US, WASHINGTON (ORDO NEWS) — Leonid Fedun, the billionaire and major shareholder of Lukoil, compared Russia’s decision to sign the OPEC + deal with the signing of the Brest Peace Treaty in 1918, which allowed the country to leave the First World War. And both of these steps, in his opinion, were humiliating, but necessary. The alternative was significantly worse.
In early March, Russia, which had significant gold reserves and producers with a low production price, hoped to calmly survive the difficult period associated with the collapse of oil prices.
Having lost the opportunity to extend the deal with other oil exporters to reduce the current level of production, Moscow saw an opportunity to squeeze out from the market those participants whom it considers “free riders” – American shale producers who benefited from the restrictions of other producers and filled the markets with their crude flows oil.
But in the end, the reduction in oil demand due to the isolation regime caused by the coronavirus turned out to be too significant. The potential geopolitical benefits associated with the obvious participation in solving the problem, as well as losses in the event of obstacles, were very significant. Empty storage capacity was rapidly declining. Russia agreed to reduce production.
But the real challenge is yet to come. Saudi Arabia and Russia have announced that they will share the burden of reductions and reduce production by 5 million barrels per day from a baseline of 11 million.
This is half of the total reduction that the OPEC + group has agreed on (it included former OPEC members, as well as other manufacturers). At the same time, concessions from Moscow will mean much more significant technical risks, as well as future costs for Russian oil companies, which are forced to invent new methods to maintain mature fields in working condition. This means that the fulfillment of the terms of the transaction is associated with additional difficulties.
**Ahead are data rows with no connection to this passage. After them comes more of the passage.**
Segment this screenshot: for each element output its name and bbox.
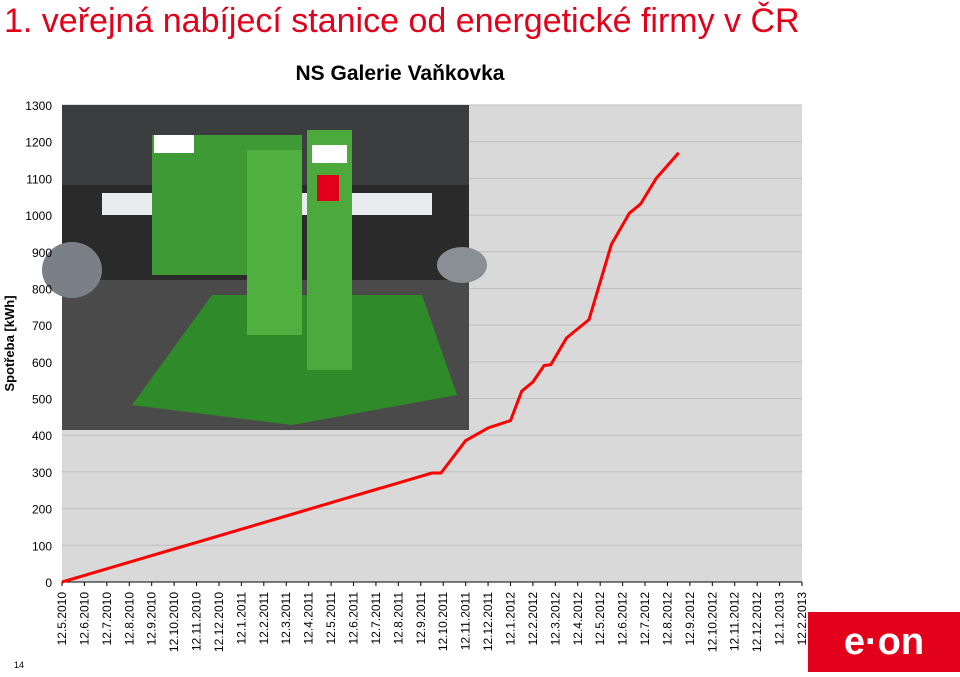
x-tick-label: 12.5.2010 [55,592,69,646]
x-tick-label: 12.11.2010 [190,592,204,651]
page-number: 14 [14,660,25,670]
x-axis-ticks: 12.5.2010 12.6.2010 12.7.2010 12.8.2010 12.9… [55,582,809,652]
y-axis-label: Spotřeba [kWh] [2,295,17,391]
x-tick-label: 12.10.2012 [705,592,719,652]
x-tick-label: 12.7.2010 [100,592,114,646]
x-tick-label: 12.1.2012 [503,592,517,646]
y-tick-label: 700 [32,319,52,333]
x-tick-label: 12.9.2010 [145,592,159,646]
x-tick-label: 12.11.2012 [728,592,742,651]
x-tick-label: 12.2.2012 [526,592,540,646]
photo-eon-sign [312,145,347,163]
x-tick-label: 12.2.2011 [257,592,271,645]
y-axis-ticks: 0 100 200 300 400 500 600 700 800 900 1000 1100 1200… [25,99,52,590]
y-tick-label: 1300 [25,99,52,113]
photo-eon-banner [154,135,194,153]
y-tick-label: 900 [32,246,52,260]
photo-pillar-right [307,130,352,370]
photo-pillar-left [247,150,302,335]
photo-car-left [42,242,102,298]
y-tick-label: 800 [32,282,52,296]
x-tick-label: 12.6.2012 [616,592,630,646]
y-tick-label: 300 [32,466,52,480]
photo-car-right [437,247,487,283]
chart-title: NS Galerie Vaňkovka [295,62,505,85]
slide-title: 1. veřejná nabíjecí stanice od energetic… [4,2,800,40]
x-tick-label: 12.9.2011 [414,592,428,645]
eon-logo-mark: e·on [808,612,960,672]
x-tick-label: 12.8.2011 [391,592,405,645]
x-tick-label: 12.2.2013 [795,592,809,646]
y-tick-label: 200 [32,503,52,517]
eon-logo-text: e·on [844,621,924,663]
x-tick-label: 12.10.2011 [436,592,450,651]
charging-station-photo [42,105,487,430]
x-tick-label: 12.9.2012 [683,592,697,646]
x-tick-label: 12.4.2012 [571,592,585,646]
x-tick-label: 12.5.2011 [324,592,338,645]
photo-grass-floor [132,295,457,425]
y-tick-label: 0 [45,576,52,590]
x-tick-label: 12.6.2010 [77,592,91,646]
x-tick-label: 12.1.2013 [773,592,787,646]
consumption-series-line [61,151,680,584]
photo-parking-sign [317,175,339,201]
y-tick-label: 1200 [25,136,52,150]
y-tick-label: 600 [32,356,52,370]
y-tick-label: 100 [32,539,52,553]
x-tick-label: 12.12.2010 [212,592,226,652]
x-tick-label: 12.1.2011 [234,592,248,645]
y-tick-label: 1000 [25,209,52,223]
x-tick-label: 12.5.2012 [593,592,607,646]
x-tick-label: 12.8.2010 [122,592,136,646]
x-tick-label: 12.10.2010 [167,592,181,652]
x-tick-label: 12.4.2011 [302,592,316,645]
x-tick-label: 12.7.2011 [369,592,383,645]
x-tick-label: 12.7.2012 [638,592,652,646]
eon-logo: e·on [808,612,960,672]
x-tick-label: 12.12.2011 [481,592,495,651]
y-tick-label: 400 [32,429,52,443]
x-tick-label: 12.8.2012 [660,592,674,646]
x-tick-label: 12.11.2011 [459,592,473,651]
x-tick-label: 12.3.2011 [279,592,293,645]
x-tick-label: 12.12.2012 [750,592,764,652]
x-tick-label: 12.6.2011 [347,592,361,645]
y-tick-label: 1100 [26,172,52,186]
y-tick-label: 500 [32,393,52,407]
x-tick-label: 12.3.2012 [548,592,562,646]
Russia could survive a longer period of extremely low prices. She has a special fund for a rainy day, designed just for such cases. However, President Vladimir Putin needed to alleviate the economic pain caused internally by the coronavirus pandemic, and therefore higher oil prices could help. He also hopes that participating in a deal that suits U.S. President Donald Trump could pay dividends in something else, such as sanctions. Unfortunately, those things that make sense at the virtual negotiating table are not always effective in practice.
To fulfill the terms of the deal in May and June, Russia needs to reduce production by 2.8 million barrels per day in relation to the reported level of crude oil production in March. According to experts at the Oxford Institute for Energy Studies, even with the exclusion of gas condensate, another 2 million barrels will remain, that is, a fifth of the total production of crude oil, which is twice as much as Russia can afford the assessment of Trafigura, a commodity trader, and Moscow called that amount. As a result, Russia will be forced to return to the volume of production, which was last recorded in 2003.
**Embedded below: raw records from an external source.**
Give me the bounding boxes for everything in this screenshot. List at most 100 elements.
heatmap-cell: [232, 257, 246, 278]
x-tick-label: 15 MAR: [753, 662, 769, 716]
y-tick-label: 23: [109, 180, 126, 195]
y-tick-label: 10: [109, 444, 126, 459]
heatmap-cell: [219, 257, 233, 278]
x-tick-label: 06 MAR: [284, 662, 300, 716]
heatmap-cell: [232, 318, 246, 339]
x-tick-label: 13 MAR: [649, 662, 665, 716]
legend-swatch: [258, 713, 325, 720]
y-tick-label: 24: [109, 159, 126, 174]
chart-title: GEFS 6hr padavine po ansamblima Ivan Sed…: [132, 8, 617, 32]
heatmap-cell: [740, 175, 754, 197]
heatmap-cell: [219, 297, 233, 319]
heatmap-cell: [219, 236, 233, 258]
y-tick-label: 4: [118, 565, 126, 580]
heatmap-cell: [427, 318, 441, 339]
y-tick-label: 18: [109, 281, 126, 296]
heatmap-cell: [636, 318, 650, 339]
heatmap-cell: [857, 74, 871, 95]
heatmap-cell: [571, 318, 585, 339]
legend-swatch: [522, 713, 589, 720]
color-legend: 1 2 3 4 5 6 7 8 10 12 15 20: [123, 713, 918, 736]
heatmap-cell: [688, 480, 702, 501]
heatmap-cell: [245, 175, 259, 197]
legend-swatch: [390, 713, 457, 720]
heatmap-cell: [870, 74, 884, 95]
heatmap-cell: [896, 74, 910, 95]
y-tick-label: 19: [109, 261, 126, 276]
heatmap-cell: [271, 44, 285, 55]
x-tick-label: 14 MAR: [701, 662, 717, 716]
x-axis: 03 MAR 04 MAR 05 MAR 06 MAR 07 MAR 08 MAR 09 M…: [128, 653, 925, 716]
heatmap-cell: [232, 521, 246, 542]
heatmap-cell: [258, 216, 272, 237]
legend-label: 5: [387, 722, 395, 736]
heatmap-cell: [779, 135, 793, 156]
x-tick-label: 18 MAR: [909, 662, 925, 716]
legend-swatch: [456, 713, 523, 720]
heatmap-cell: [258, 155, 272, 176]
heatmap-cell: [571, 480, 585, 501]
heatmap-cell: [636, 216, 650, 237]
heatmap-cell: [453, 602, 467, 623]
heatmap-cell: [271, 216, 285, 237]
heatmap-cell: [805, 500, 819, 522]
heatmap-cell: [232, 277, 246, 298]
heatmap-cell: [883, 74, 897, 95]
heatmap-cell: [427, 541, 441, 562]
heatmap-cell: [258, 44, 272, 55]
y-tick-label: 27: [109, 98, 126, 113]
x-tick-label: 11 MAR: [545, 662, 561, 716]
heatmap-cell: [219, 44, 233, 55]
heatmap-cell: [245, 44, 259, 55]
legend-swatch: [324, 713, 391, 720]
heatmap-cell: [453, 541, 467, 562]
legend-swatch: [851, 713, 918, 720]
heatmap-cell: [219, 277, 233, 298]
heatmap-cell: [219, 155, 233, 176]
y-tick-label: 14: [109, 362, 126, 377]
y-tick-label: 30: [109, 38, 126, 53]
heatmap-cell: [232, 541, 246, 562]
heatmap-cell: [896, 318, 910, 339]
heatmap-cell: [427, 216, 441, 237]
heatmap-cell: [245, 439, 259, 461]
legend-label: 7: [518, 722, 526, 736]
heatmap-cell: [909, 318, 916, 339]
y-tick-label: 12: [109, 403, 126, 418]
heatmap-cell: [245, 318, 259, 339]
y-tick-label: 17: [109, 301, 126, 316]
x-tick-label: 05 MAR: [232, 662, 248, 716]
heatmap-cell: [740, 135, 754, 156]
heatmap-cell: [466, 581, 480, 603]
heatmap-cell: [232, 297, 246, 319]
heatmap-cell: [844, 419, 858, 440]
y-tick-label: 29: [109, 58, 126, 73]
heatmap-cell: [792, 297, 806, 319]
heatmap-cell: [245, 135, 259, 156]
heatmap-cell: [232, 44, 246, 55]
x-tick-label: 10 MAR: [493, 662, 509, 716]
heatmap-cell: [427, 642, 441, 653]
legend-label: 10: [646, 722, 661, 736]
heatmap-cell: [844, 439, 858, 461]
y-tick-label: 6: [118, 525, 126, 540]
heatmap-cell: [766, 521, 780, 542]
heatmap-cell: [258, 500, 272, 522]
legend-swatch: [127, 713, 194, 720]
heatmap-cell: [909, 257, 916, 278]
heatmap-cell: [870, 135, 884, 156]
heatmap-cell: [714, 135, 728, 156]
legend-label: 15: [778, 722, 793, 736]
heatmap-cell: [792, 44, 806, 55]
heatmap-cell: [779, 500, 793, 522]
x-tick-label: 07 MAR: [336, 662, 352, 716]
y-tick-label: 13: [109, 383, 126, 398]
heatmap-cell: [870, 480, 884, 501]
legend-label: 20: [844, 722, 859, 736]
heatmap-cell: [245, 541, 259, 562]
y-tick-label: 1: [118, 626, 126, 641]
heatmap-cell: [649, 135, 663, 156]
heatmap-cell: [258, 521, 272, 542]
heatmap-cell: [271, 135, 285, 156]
But the problem is not only a reduction in production. In fact, this is the easy part. The trouble is that about 80% of all oil is produced at mature Russian fields, and it is not so easy to stop and then restart them.
The reduction should not affect the ability of companies to restore the previous level of production and do it at a reasonable price. In addition, reductions should be made in such a way that the remainder of the production remains profitable. Kirill Tachennikov, an analyst with BCS Global Markets, believes that half of these companies do not have the technical equipment needed to quickly change production volumes. And there are other consequences associated with the level of local employment and changes in electricity consumption.
The question arises as to how the stipulated reductions will be distributed among Russian manufacturers, not all of which are under state control. Energy Minister Alexander Novak only said that Russian companies agreed on the need for radical measures, but so far there is very little information on how they will implement them.
Rosneft accounts for almost 40% of production in Russia, but its management can easily find reasons to abandon some restrictions due to the fact that part of its crude oil has already been pre-sold to China. Producers such as Tatneft, which have a significant number of mature fields, will suffer more.
There are some levers that Russian manufacturers can use. For example, they can direct more crude oil to more profitable refined products. Perhaps there is some room for maneuver regarding the conversion of official Russian data, presented in metric tons, into statistical indicators, expressed in the number of barrels per day. Vitaly Yermakov of the Oxford Institute for Energy Research indicates that many Russian producers, including those from Eastern Siberia and Sakhalin, produce lighter oil, which means that they get more barrels of their oil and therefore are able to make the process contractions are more manageable.
There is also a ray of light at the end of the tunnel – the temperature rises, and as a result, the process of changes at the facilities located in the northern latitudes will be facilitated.
A weaker ruble will also cut costs and possibly help protect future projects when their dollar value decreases. But even in the most favorable situation, it will be difficult for the OPEC + transaction participants to monitor the fulfillment of its conditions, especially when it comes to pipeline exports.
However, to avoid short-term pain, apparently, will not work.